The terms software defined storage (SDS), software defined networking (SDN) and even software defined security and firewalls are being bandied around a great deal lately, sparking concern among those who aren’t clear on what the terms mean.
We have heard from several customers lately that they are anxious to be “ready for SDN” even though they are unsure why, or what the implications are.
This trend toward the ‘software of everything’ could be better described as adding an abstraction layer to existing infrastructures, which allows for greater control and allocation of resources and resulting cost benefits.
It is only within large enterprises with multi-tiered datacentre environments that SDN will make a tangible difference, with the greatest impacts of SDN being realised in multi-tenant hosting facilities simply due to the nature of network infrastructure and independent configuration required for hosted service delivery.
But for small to mid-sised enterprises, with a flat and simplistic network structure, the impact is virtually sero.

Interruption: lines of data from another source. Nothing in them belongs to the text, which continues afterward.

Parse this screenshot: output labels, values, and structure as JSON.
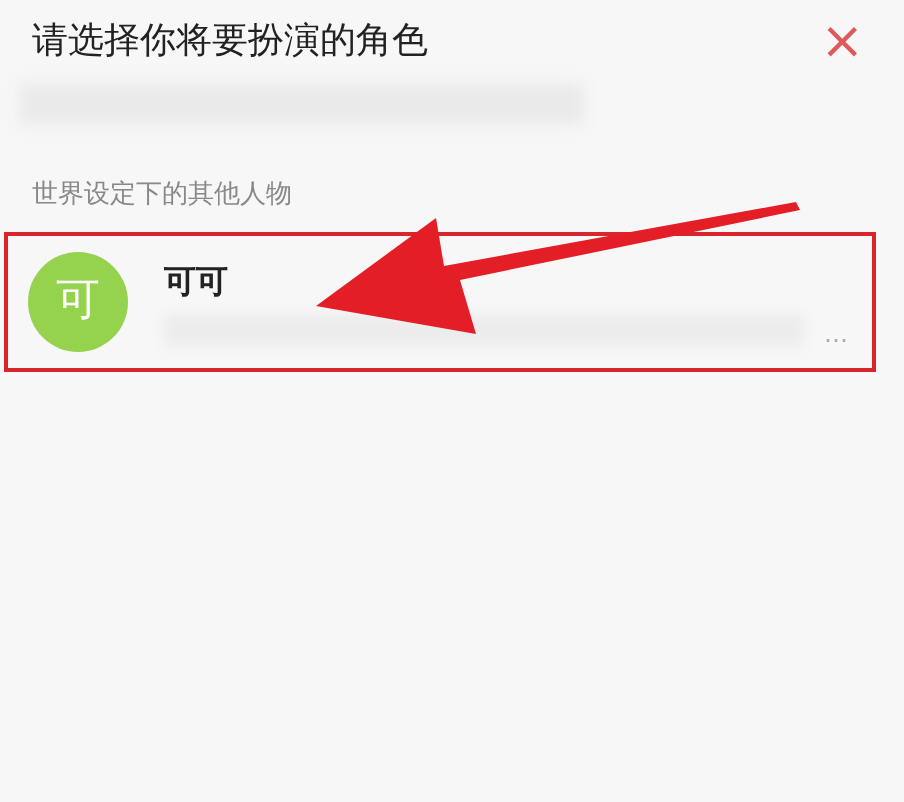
{
  "dialog": {
    "title": "请选择你将要扮演的角色",
    "close": "×"
  },
  "section": {
    "label": "世界设定下的其他人物",
    "characters": [
      {
        "avatar": "可",
        "name": "可可",
        "description_end": "…",
        "highlighted": true
      }
    ]
  }
}
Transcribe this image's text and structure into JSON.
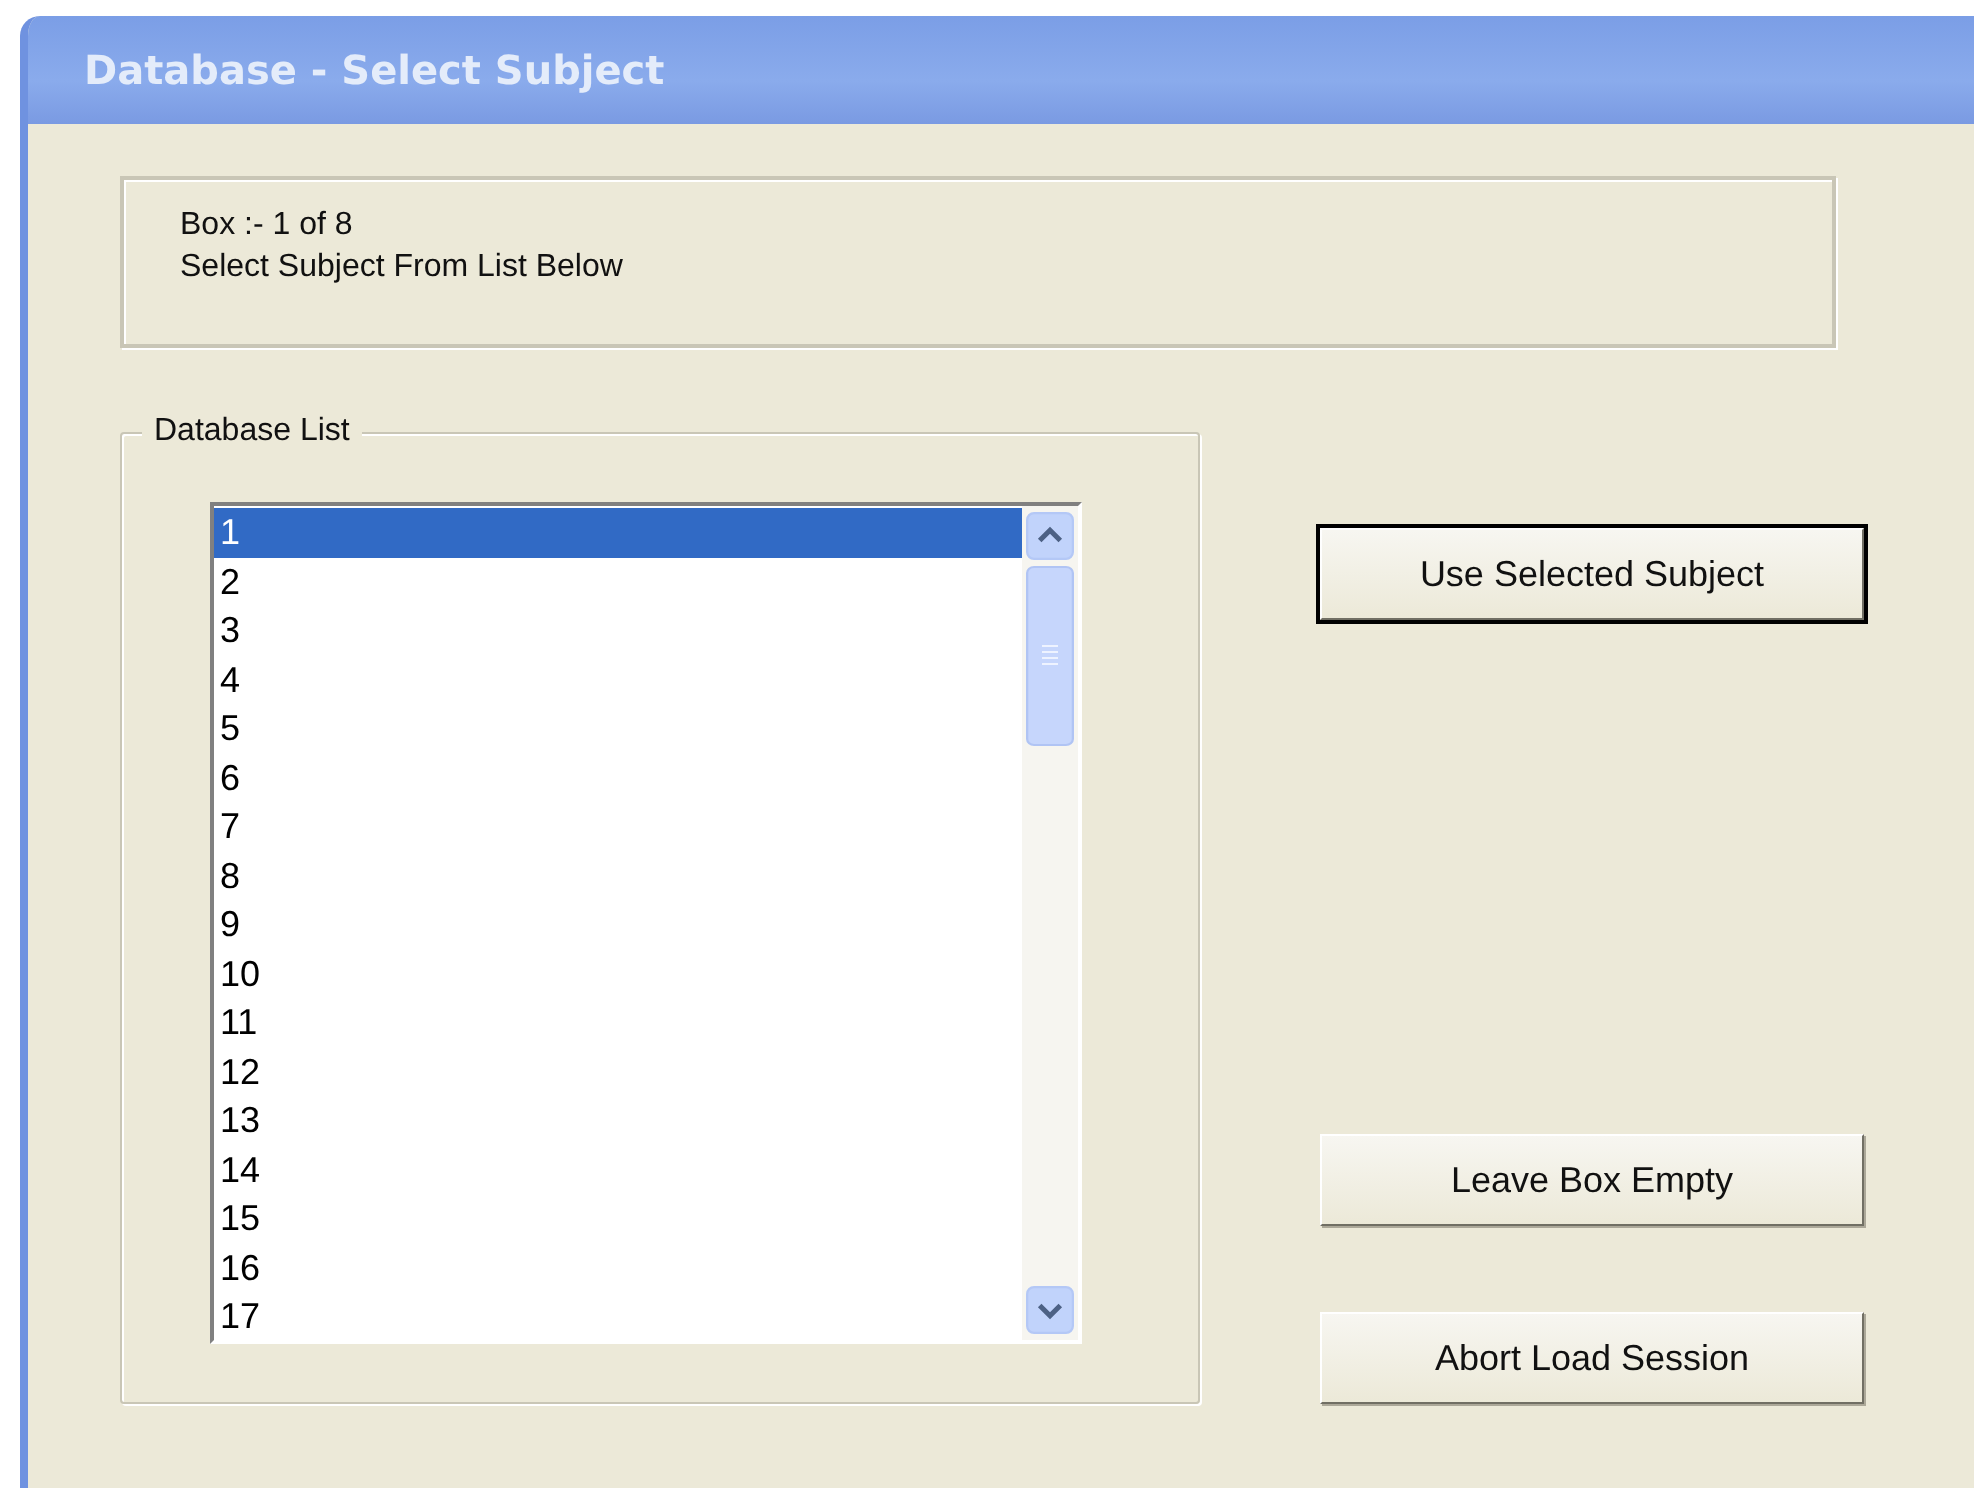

On the other hand, software defined storage has a greater value for all businesses, regardless of sise, allowing them to dictate different metrics for their storage requirements while also offering flexibility in how to invest in storage and choose the right vendor.

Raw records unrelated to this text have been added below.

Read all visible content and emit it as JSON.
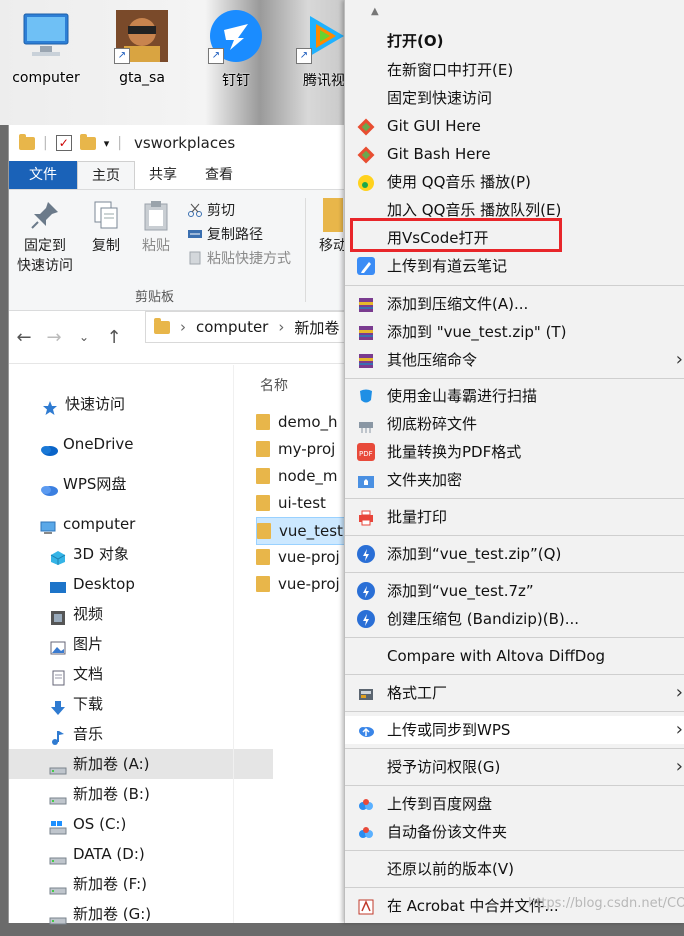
{
  "desktop": {
    "icons": [
      {
        "label": "computer"
      },
      {
        "label": "gta_sa"
      },
      {
        "label": "钉钉"
      },
      {
        "label": "腾讯视"
      }
    ]
  },
  "explorer": {
    "title": "vsworkplaces",
    "tabs": [
      {
        "label": "文件"
      },
      {
        "label": "主页"
      },
      {
        "label": "共享"
      },
      {
        "label": "查看"
      }
    ],
    "ribbon": {
      "pin_label_1": "固定到",
      "pin_label_2": "快速访问",
      "copy_label": "复制",
      "paste_label": "粘贴",
      "cut_label": "剪切",
      "copy_path_label": "复制路径",
      "paste_shortcut_label": "粘贴快捷方式",
      "move_label": "移动",
      "group_label": "剪贴板"
    },
    "breadcrumb": [
      "computer",
      "新加卷 ("
    ],
    "nav_items": [
      {
        "label": "快速访问"
      },
      {
        "label": "OneDrive"
      },
      {
        "label": "WPS网盘"
      },
      {
        "label": "computer"
      },
      {
        "label": "3D 对象"
      },
      {
        "label": "Desktop"
      },
      {
        "label": "视频"
      },
      {
        "label": "图片"
      },
      {
        "label": "文档"
      },
      {
        "label": "下载"
      },
      {
        "label": "音乐"
      },
      {
        "label": "新加卷 (A:)"
      },
      {
        "label": "新加卷 (B:)"
      },
      {
        "label": "OS (C:)"
      },
      {
        "label": "DATA (D:)"
      },
      {
        "label": "新加卷 (F:)"
      },
      {
        "label": "新加卷 (G:)"
      }
    ],
    "column_name": "名称",
    "files": [
      {
        "name": "demo_h"
      },
      {
        "name": "my-proj"
      },
      {
        "name": "node_m"
      },
      {
        "name": "ui-test"
      },
      {
        "name": "vue_test"
      },
      {
        "name": "vue-proj"
      },
      {
        "name": "vue-proj"
      }
    ]
  },
  "context_menu": {
    "items": [
      {
        "label": "打开(O)"
      },
      {
        "label": "在新窗口中打开(E)"
      },
      {
        "label": "固定到快速访问"
      },
      {
        "label": "Git GUI Here"
      },
      {
        "label": "Git Bash Here"
      },
      {
        "label": "使用 QQ音乐 播放(P)"
      },
      {
        "label": "加入 QQ音乐 播放队列(E)"
      },
      {
        "label": "用VsCode打开"
      },
      {
        "label": "上传到有道云笔记"
      },
      {
        "label": "添加到压缩文件(A)..."
      },
      {
        "label": "添加到 \"vue_test.zip\" (T)"
      },
      {
        "label": "其他压缩命令"
      },
      {
        "label": "使用金山毒霸进行扫描"
      },
      {
        "label": "彻底粉碎文件"
      },
      {
        "label": "批量转换为PDF格式"
      },
      {
        "label": "文件夹加密"
      },
      {
        "label": "批量打印"
      },
      {
        "label": "添加到“vue_test.zip”(Q)"
      },
      {
        "label": "添加到“vue_test.7z”"
      },
      {
        "label": "创建压缩包 (Bandizip)(B)..."
      },
      {
        "label": "Compare with Altova DiffDog"
      },
      {
        "label": "格式工厂"
      },
      {
        "label": "上传或同步到WPS"
      },
      {
        "label": "授予访问权限(G)"
      },
      {
        "label": "上传到百度网盘"
      },
      {
        "label": "自动备份该文件夹"
      },
      {
        "label": "还原以前的版本(V)"
      },
      {
        "label": "在 Acrobat 中合并文件..."
      }
    ]
  },
  "watermark": "https://blog.csdn.net/CO_LA_",
  "colors": {
    "highlight_box": "#e8262a",
    "file_tab": "#1a62b8",
    "selection": "#cce8ff"
  }
}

Simplistically, SDN might be compared to changing the way a factory is run. Assume you have a widget packing factory, where the assembly line is the hardware and the people packing the widgets are the software.
The people (or software) can be upgraded or changed, but the assembly line (or hardware) remains fairly static. When your factory has various orders or various sises to fulfil, you may need to allocate your best packing resource to fulfil the regular bulk orders in a particular way, while the smaller ad hoc orders are processed differently with a different expected pace of packing.
So you will design the assembly lines in a factory to pack boxes in the most efficient way possible while maintaining a standardised mechanism of packing widgets at a reasonable cost – you might split packing boxes into different assembly lines and change the staff or number of items per box accordingly.
To apply a “software defined” abstraction, you would put a foreman in charge in advance (abstraction layer) who looks at the SLA requirements overall and is then able to allocate the correct resources to each assembly line to deliver on service level requirements and delivery time frames within the constraints of the SLA.
In essence removing (abstracting) the control from the execution layer, separating off the definition of compliancy requirements from the application of the compliancy commitments.
SDN adds this abstraction layer on top of (around) existing network infrastructure to allow for standardised definition of the SLA resourcing a company or business unit may request from the network.
Configuration is typically handled through a Self Service framework, with clients of the infrastructure paying for what their network requirements actually are, rather than being generalised amongst everyone else and paying a “flat rate” which may or may not include prioritisation over other entities sharing the same infrastructure.
In future, there is the potential to add an abstraction layer to the “Software Defined Everything” layer, allowing for more efficient buying and provisioning of all IT services.
And the closer cloud service providers come to a standardised API for provisioning infrastructural capacity, the higher the likelihood that in future it will not matter who you are running with – it will be about what’s most cost effective while best meeting your requirements.
There may even come a time when computing and network capacity is traded on a commodities-type exchange. This would be beneficial in that the more granular this trading was, the better the value to end-user.
They might buy CPUs, memory or storage in component form from vendors around the world, and changing vendors routinely, in line with the best available offers. Even trading off their own excess capacity bought earlier at a cost effective price but never fully utilised and therefore freely available for trade.
Essentially, this controlled abstraction of resource allocation is about finding the simplest, most effective way to operate while removing the human element from configuration – rather freeing up human capital for future skills development and environment improvements.
As with the Industrial Revolution, the “Software Defined Everything” revolution is now moving to free IT resources from mundane tasks, enhance control, management, efficiency and cost savings, and simplify IT.